Amateur arts and folk culture
The federal government does not normally provide funding to the amateur arts leaving it to the provincial and municipal governments and foundations. One interesting exception to this is the CBC Radio Competition for Amateur Choirs to which the Canada Council for the Arts contributes for the administration of the competition. The issue of adequate incentives and support for amateur arts groups is an ongoing issue for debate although not primarily at the federal level. The generally recognised decline in arts appreciation curricula in the schools has contributed to widespread concern that instruction in the arts is insufficient to allow for creative individual and group cultural expression. However, arts associations and cultural houses advocate and encourage the participation of Canadians in cultural life.
According to a public opinion survey, approximately 78% of the population aged 15 and up participated in at least one of nine artistic or cultural activities in 2000. Figures range from 40% (using a computer to design or draw) to 11% for volunteering or becoming a member in an arts organisation. Approximately 68% aged 15 and up participated in at least one of four heritage-related activities in the last year, ranging from 55% for reading historical material to 6% for belonging to a heritage or historical society. Those with children in the home and those with higher levels of education are more likely to participate in artistic / creative activities than those who are without. Younger people between the ages of 15 and 24 are more likely to report participation in most activities. Ninety-five per cent of Canadians feel that to relax and enjoy oneself is a very (65%) or somewhat (30%) important reason for participating in artistic or cultural activities. Other reasons are: to learn new things or to improve skills (87%), to work or share something with others (83%) and to express oneself (75%). Artistic activities are also considered to be a way of connecting with one’s cultural or ethnic background (53%) (Environics 2000).

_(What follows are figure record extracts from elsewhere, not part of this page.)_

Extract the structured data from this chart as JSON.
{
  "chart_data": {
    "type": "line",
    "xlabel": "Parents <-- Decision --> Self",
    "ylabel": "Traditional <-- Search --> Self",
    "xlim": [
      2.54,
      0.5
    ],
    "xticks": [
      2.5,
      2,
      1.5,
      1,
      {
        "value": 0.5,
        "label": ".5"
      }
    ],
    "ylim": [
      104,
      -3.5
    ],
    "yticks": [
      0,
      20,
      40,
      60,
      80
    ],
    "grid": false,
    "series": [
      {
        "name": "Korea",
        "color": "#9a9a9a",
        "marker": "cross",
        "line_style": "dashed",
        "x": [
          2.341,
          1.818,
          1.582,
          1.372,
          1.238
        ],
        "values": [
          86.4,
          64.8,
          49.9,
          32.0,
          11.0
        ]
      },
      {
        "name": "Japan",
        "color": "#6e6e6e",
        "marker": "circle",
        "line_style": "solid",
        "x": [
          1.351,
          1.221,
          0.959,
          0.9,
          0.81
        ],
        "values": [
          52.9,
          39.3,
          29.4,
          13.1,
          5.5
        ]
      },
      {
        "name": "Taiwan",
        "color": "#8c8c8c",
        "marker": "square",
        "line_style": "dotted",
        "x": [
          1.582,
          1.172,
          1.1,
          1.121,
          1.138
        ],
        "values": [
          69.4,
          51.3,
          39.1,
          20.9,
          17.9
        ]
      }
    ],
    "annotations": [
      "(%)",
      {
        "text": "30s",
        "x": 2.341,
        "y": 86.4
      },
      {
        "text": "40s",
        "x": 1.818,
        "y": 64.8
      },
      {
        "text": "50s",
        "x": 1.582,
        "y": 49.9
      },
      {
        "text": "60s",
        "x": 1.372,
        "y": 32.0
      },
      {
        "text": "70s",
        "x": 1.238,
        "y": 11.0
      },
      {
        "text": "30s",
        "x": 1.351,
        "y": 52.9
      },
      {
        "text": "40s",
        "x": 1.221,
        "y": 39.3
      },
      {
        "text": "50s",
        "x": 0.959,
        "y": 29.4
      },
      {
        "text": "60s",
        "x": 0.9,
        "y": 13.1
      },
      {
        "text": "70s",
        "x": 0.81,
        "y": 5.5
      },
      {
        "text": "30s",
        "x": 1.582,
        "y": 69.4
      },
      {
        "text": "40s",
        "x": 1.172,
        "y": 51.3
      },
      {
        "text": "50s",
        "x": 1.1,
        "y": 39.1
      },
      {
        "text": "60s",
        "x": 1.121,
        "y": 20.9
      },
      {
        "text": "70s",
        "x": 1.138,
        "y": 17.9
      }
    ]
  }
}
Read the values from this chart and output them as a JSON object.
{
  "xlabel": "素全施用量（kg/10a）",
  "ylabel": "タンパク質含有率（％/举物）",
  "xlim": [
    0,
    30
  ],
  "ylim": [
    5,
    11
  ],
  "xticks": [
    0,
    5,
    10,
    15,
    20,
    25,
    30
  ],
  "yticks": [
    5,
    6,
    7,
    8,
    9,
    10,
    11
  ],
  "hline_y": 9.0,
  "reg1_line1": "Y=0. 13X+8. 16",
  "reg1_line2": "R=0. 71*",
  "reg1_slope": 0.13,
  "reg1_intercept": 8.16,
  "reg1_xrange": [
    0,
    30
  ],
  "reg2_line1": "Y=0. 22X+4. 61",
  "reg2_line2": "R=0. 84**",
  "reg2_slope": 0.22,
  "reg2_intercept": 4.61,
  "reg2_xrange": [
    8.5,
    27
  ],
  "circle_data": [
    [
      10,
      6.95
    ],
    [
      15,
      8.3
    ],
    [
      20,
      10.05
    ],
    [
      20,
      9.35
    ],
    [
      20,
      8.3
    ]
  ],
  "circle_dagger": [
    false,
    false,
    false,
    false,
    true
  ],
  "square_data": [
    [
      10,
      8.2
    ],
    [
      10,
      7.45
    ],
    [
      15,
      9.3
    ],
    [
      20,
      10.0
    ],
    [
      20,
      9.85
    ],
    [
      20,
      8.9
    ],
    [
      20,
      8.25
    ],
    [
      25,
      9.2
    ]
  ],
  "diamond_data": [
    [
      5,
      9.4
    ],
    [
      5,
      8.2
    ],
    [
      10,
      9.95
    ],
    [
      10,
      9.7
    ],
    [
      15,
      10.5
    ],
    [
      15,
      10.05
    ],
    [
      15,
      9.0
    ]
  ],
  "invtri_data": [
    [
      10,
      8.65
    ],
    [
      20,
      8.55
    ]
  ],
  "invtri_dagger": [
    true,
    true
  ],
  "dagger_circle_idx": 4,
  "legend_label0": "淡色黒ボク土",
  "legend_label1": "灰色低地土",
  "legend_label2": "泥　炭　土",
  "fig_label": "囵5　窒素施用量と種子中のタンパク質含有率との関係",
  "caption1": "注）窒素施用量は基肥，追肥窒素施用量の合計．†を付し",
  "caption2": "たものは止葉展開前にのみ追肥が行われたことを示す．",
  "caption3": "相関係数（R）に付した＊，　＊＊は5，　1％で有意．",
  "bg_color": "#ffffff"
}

Cultural houses and community cultural clubs
A random review of Internet websites indicates a vast array of cultural houses including linguistic cultural clubs such as the Alliance Française with ten associations in Canada out of more than 1 130 associations in 138 countries, and the Goethe Institute with three chapters in Canada. Other national ethno cultural groups are widespread such as the Portuguese-Canadian National Congress and the German-Canadian Congress. A wide range of community cultural centres also exist such as the Chinese Cultural Centre of Greater Vancouver, the Calgary Multicultural Centre, the Canadian Centre on Minority Affairs (Black and Caribbean) Canada, the Centre culturel français de Vancouver, Lithuania Online Organisations, the Iranian Cultural Centre, the African Heritage Cultural Centre, the Vancouver Multicultural Community, Heritage Foundations in carious cities across Canada, SaskCulture Inc., and the Edmonton Historical Heritage Festival Association. There is also a large number of cultural publications such as Lethbridge Cultural Life and Toronto Culture, as well as cultural organisations dedicated to such events as centennial-and-beyond celebrations, the Scandinavian Midsummer Festival in Vancouver and the Vancouver Asian Canadian Theatre. Finally, there are a large number of university and high school student unions which often feature cultural and ethnocultural activities. It should be noted that the above examples of cultural houses and community cultural clubs are indicative of a much broader field of organisations that currently lacks overall centralised documentation.